Why the octagon? I know not. All I do know is that the shape seems to have its followers. ‘Novels will never be the same again,’ wrote one Bolivian critic. ‘Forget the four-sided book,’ sneered another: ‘any self-respecting story these days is safely printed on eight-sided paper’.

Over in Venezuala that may well be the case. But here in Europe we entertain different ideas. Eight-sided novels have yet to take off – but that isn’t to say we aren’t experimenting shape-wise. Circular novels have been doing the rounds for some decades now. Remember Benjamin Yodek’s Mulberries and Mudcakes?
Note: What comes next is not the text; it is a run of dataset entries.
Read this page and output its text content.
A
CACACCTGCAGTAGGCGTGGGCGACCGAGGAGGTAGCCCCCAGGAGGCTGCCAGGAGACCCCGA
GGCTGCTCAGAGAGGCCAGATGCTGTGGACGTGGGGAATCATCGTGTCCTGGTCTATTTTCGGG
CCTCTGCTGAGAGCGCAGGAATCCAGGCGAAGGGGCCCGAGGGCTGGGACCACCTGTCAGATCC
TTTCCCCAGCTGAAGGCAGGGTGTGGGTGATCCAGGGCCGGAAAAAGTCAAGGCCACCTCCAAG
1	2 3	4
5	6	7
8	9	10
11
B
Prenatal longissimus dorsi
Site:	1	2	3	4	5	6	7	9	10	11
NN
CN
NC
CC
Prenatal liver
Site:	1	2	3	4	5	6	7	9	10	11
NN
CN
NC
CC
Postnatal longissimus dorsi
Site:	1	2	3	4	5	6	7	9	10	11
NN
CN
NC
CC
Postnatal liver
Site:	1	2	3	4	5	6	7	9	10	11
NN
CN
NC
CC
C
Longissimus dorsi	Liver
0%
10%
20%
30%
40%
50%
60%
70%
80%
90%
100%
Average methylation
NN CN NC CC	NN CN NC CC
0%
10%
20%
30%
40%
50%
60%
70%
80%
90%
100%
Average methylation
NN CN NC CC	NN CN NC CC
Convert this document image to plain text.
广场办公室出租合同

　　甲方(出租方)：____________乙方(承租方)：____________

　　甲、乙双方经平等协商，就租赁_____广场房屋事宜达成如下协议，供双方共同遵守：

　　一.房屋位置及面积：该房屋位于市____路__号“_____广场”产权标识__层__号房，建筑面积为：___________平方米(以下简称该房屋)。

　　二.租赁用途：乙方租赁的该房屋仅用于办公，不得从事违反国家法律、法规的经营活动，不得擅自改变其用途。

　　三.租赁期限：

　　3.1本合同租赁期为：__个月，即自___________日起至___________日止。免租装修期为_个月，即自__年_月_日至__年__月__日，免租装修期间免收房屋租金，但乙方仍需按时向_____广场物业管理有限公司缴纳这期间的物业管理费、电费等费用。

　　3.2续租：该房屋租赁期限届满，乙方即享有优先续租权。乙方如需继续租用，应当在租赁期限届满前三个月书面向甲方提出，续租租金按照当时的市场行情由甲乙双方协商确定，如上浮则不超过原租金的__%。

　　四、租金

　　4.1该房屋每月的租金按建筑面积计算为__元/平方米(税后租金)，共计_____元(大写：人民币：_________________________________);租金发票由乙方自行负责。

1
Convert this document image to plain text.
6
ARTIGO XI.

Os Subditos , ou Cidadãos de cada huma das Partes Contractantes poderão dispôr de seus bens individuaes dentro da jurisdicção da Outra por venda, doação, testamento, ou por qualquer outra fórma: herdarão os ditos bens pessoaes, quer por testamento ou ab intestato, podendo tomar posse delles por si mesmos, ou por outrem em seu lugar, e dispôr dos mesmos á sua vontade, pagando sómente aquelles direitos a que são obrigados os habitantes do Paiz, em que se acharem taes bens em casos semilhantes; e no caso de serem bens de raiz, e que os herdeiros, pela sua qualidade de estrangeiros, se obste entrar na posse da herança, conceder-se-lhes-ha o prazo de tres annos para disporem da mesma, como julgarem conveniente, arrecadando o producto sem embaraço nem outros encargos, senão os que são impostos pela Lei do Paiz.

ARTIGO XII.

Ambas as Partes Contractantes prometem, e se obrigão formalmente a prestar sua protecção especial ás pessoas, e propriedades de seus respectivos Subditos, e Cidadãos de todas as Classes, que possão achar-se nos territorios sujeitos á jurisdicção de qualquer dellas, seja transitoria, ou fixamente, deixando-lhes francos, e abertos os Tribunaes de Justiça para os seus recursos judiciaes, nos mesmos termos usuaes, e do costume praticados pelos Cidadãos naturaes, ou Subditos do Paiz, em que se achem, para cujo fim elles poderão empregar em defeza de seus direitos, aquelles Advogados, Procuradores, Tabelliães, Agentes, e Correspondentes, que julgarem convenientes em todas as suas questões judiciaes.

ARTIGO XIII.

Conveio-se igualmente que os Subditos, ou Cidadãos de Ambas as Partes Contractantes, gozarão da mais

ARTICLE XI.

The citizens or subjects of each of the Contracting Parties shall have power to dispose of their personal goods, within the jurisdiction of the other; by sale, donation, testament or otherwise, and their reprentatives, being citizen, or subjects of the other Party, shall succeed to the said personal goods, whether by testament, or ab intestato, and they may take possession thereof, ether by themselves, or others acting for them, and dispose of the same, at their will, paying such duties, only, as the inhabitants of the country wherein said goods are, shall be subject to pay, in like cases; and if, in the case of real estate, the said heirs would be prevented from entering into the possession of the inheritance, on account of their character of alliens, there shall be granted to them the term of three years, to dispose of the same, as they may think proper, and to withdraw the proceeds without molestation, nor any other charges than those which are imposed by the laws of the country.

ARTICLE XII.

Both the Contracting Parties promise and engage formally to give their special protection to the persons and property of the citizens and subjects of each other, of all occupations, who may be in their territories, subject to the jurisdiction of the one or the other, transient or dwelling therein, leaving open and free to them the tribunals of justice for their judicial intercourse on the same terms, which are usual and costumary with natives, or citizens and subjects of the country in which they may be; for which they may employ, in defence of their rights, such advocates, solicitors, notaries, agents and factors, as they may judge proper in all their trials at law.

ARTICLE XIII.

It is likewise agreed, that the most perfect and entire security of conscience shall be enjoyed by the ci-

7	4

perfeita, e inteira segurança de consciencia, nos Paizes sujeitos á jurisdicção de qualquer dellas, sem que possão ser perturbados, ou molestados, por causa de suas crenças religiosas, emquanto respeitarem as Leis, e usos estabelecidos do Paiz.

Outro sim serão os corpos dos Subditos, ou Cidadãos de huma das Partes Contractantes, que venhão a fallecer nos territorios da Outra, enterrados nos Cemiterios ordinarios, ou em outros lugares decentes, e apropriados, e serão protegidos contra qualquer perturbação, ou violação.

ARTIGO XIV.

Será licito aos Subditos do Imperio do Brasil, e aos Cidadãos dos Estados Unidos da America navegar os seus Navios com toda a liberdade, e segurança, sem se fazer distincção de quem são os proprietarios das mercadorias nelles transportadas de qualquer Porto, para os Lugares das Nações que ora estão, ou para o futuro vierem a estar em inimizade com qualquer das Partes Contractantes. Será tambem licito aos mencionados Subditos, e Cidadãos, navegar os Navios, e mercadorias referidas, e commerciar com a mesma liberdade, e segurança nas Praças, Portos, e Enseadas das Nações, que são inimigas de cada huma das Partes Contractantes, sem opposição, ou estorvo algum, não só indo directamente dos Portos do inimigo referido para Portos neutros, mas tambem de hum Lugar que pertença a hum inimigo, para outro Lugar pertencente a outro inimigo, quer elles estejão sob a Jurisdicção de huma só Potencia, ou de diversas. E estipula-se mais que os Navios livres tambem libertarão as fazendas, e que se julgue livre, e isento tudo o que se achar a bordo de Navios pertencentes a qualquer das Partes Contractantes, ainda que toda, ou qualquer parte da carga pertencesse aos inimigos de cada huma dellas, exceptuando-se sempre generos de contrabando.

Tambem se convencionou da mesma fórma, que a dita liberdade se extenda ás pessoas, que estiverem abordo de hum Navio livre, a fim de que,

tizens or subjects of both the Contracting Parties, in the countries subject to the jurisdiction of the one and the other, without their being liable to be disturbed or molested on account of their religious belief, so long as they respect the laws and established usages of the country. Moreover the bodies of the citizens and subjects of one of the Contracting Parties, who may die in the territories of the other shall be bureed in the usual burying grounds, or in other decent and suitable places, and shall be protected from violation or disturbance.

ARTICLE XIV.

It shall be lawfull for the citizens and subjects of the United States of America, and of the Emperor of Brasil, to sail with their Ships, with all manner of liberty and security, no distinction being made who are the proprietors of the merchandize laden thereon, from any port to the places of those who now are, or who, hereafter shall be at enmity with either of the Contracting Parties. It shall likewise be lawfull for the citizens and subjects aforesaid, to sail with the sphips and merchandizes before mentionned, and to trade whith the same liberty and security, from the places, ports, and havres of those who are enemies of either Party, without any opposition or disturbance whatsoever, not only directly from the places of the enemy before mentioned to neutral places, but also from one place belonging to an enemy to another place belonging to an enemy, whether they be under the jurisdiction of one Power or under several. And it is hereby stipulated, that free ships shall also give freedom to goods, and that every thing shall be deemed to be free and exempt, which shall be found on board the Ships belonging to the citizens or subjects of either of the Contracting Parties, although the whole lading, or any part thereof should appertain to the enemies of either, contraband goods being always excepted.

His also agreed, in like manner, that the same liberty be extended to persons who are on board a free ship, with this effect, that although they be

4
That has to stand as one of the most headache-inducing novels of the last hundred years (speaking as one who has a penchant for difficult forms). And what about Boris Bash-Benver’s triangular novel Tripulation? I say triangular – and yet, of course, the book revolved around three circles in a triangular formation. It was, in that sense, multi-shaped.

What of the future? I have heard vague rumblings that Oa Aayorta (Andorran master of strange forms) has abandoned his plans for a ‘twitter-novel’ (praise each and every lord) and is turning his attention to the trapezium (or ‘trapezoid’ as the Americans call it). Over in Norway, meanwhile, Edmund Ek has (apparently) been musing over pentagons. His ex-wife Heidi Kohlenberg claims to have received a long-winded letter from the former firebrand in which he recounts a dream wherein ‘a man flew down from the sky upon a plate of burning food, and said to me: “put the words within the pentagon”‘. Some would take this to have some relation to the headquarters of US defence; Ek has clearly taken it to refer to a pentagon-shaped book. Good on him.

That leaves us with various options. Am I the only one rooting for the heptagon? I can’t think of many books that wouldn’t benefit from being printed on seven-sided paper. Don’t ask me why. Call me a prophet if you will, but part of me can’t help perceiving that this, truly, is the shape of things to come.